運用の優秀性に関して、Prompt Engineeringで自動化を実装する例を見てきました。プラットフォームで行うすべての作業において、自動化は必須です。これには、利用可能なすべてのツールが含まれます。ご覧の通り、私たちはその journey をサポートするための機能をますます多くリリースしており、今後数日でさらに多くの情報をお届けする予定です。もう一つの重要な側面は、強力な可観測性を持つことです。複数のユーザーがChatbotを使用するユースケース、例えばRacket upやAgentの例を考えてみてください。同じユーザーがアプリケーションの異なる要素を通過し、一日の異なる時間帯に同じアプリケーションと対話していることを追跡できることが非常に重要です。これは、トラブルシューティング、コスト管理、サービス品質、そして全体的なコスト管理に必要です。
これを実装する方法は、健全な可観測性ツールを導入することです。モニタリング、ロギング、トレーシングのための機能を備えたAmazon Bedrockを活用し、Guardrailsも活用してください。Amazon Bedrock Guardrailsは、アプリケーションとデータを保護し、機密データやプライベートデータを露出させないようにするための多くの機能を提供します。最後に、スケールできる適切なアーキテクチャを選択してください。先ほど述べたように、私たちは皆シンプルに始めます - これは明らかに、Generative AIを実験し始めるための最も推奨される方法です。しかし、最終的には、潜在的に数十、数百、あるいは数千のユースケースを本番環境で持つ可能性のある大規模な組織の一員である場合、アーキテクチャに障壁を作らないようにする必要があります。最も成熟した顧客は、先ほど示したHybridアプローチやHybridパラダイムに向かっていることを念頭に置いてください。
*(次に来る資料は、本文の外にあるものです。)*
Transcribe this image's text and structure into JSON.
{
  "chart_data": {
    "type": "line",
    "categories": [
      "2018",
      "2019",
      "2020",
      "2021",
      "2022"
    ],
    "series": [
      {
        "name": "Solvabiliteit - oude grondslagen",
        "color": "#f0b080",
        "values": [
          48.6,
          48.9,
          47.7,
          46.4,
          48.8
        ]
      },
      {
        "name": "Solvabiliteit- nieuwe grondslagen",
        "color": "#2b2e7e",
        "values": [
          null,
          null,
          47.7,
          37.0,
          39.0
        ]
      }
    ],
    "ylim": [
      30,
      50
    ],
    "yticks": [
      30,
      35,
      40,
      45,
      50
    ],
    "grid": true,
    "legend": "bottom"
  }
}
さて、これで詳しく学ぶためのリソースをいくつか紹介したいと思います。ここにブログ投稿や記事のリストがあり、さらにGitHubには、Amazon Bedrockでアクセスゲートウェイを実装するためのカスタムソリューションもあります。これにより、サードパーティのモデルプロバイダーや、Amazon SageMakerなどの他のサービスへのアクセスも可能になります。これらのリソースをチェックすることをお勧めします - リンクを短く簡潔にまとめてありますので、ご確認ください。最後に、AWSのMachine Learningブログには、ここで話したすべての機能についての詳細情報があります。もちろん、これらのトピックについてさらに詳しく知りたい場合は、担当のアカウントチームにお問い合わせください。以上で終わりです。ありがとうございました。連絡先の詳細がここにありますので、re:Inventで素晴らしい一週間をお過ごしください。
※ こちらの記事は Amazon Bedrock を利用することで全て自動で作成しています。
※ 生成AI記事によるインターネット汚染の懸念を踏まえ、本記事ではセッション動画を情報量をほぼ変化させずに文字と画像に変換することで、できるだけオリジナルコンテンツそのものの価値を維持しつつ、多言語でのAccessibilityやGooglabilityを高められればと考えています。